Nobody ever says who to, though, so I will. Your body is a temple to the soul that resides within, and exists to let that soul live the life it was meant to live.
I used to be 120 lbs at 5'2, and my doctor called me obese. I was going through puberty at the time, and my image of myself heavily depended on the validation of the adults around me.
I'm 18 now, and at probably around 180 lbs (I hesitate to use the scale) I look like an average sized person. I'm still 5'2, because the only thing puberty gave me was blood and a sex drive.
Weight looks different on everyone. I happen to gain muscle very easily, and although it is covered in a comfortable layer of fat, it does make up a good majority of my weight.
Remember that if someone tries to tell you that you should change your temple, you should probably tell them to change their opinions on the temples that do not belong to them. Or just tell them to fuck off. :)
During the four years I was in High School, I hated my body with a passion that was entirely uncalled for. For three of those years, I lived alone with my narcissistic grandmother, who tried to relive her teenage years through me. She would criticize me anytime I ate, and force me to work out whenever she wanted.

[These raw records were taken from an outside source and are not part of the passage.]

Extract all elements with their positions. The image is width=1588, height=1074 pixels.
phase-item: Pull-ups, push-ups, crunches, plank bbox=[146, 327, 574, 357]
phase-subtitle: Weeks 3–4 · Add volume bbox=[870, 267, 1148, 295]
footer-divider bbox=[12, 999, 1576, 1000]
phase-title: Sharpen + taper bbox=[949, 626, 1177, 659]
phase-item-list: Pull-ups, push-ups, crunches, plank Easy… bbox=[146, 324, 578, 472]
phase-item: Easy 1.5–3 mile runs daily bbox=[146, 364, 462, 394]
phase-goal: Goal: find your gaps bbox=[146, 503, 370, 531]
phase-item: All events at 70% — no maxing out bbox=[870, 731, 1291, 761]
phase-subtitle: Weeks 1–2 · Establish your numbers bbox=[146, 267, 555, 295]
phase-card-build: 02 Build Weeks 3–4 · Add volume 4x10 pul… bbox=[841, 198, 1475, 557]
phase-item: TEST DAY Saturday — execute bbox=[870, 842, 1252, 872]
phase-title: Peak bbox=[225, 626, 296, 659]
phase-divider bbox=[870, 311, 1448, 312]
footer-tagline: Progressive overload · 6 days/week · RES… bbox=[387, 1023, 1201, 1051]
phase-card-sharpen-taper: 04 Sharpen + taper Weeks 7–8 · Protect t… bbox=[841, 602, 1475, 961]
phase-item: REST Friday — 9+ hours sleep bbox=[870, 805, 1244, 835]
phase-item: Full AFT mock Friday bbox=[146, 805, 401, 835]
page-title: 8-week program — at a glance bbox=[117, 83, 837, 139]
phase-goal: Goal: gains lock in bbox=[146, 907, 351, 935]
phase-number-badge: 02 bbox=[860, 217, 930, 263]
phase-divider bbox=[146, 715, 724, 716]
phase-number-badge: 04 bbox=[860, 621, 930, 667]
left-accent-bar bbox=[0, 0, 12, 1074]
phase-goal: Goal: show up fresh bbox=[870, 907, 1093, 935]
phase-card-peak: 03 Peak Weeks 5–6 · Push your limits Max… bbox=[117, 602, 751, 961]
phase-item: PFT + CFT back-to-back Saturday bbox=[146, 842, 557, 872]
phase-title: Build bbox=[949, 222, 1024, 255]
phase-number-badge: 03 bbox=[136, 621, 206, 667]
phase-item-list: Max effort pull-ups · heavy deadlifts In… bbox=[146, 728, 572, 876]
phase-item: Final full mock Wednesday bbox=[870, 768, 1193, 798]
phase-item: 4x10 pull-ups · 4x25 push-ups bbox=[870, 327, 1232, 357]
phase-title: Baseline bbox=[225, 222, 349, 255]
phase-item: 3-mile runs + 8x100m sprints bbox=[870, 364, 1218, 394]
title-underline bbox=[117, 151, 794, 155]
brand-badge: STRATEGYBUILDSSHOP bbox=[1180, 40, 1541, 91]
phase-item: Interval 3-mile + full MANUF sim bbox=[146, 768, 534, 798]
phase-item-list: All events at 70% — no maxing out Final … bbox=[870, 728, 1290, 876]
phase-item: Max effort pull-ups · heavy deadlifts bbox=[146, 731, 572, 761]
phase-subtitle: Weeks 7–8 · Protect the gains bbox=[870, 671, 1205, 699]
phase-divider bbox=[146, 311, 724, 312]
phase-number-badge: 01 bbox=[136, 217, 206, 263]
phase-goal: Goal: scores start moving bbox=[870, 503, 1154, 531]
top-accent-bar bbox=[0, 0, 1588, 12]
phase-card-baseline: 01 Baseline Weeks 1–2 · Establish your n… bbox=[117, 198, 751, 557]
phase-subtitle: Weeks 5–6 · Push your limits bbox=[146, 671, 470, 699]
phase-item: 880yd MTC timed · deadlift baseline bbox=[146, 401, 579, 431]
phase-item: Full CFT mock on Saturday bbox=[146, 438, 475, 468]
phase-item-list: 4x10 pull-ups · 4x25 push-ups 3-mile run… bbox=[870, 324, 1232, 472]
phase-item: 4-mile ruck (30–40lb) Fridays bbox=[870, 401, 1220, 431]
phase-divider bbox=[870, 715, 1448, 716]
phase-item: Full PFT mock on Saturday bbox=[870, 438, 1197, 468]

I was not allowed to be in my own bedroom unless it was night, because quote, "It's like I live alone here; why are you here if you're not going to be around me?" Despite the fact that I'd been invited to live with her.
She would change my diet if she felt I was gaining weight, and if I didn't tell her how much I weighed she would throw a fit. Now, you're probably wondering why my parents didn't intervene? She is incredibly two-faced. Not only did she put on an angel granny persona around them, she made me feel like such a burden that if I said anything they wouldn't care. I drew the line when my younger sister moved in with us, for reasons I can't remember.
She accused my sister of eating weight loss pills and dieting when she lost weight, when in reality the diet my grandmother had us on made her lose weight. My sister was a thin, athletic girl with a reasonable amount of meat on her, and she was accustomed to the meaty, well portioned food my dad would make for her, and my grandmother hated meat. Her favorite meal to make is literally beans and cornbread. And salad, must never forget the salad. Anyway, my point is that she lost weight because my grandmother obviously wasnt feeding her the right things. She looked sickly, and thinner than she was comfortable being. So, my grandmother had her drug tested. The works, even pregnancy. Of course, it all came back negative.
What I learned through this is that no matter what your size, terrible people will always take advantage of your insecurity and try to change you into a version of you that they would prefer.
Protect your temple. Love your temple. And most importantly, do not listen to the opinions of those who don't know a damned thing about your temple.
The sun will rise again, and you will find people who will love your temple the way you do.
I still hate to look at my body in the mirror, but after moving in with my parents, I don't feel the need to starve to fit into a dress that a 10-year old would feel tight in.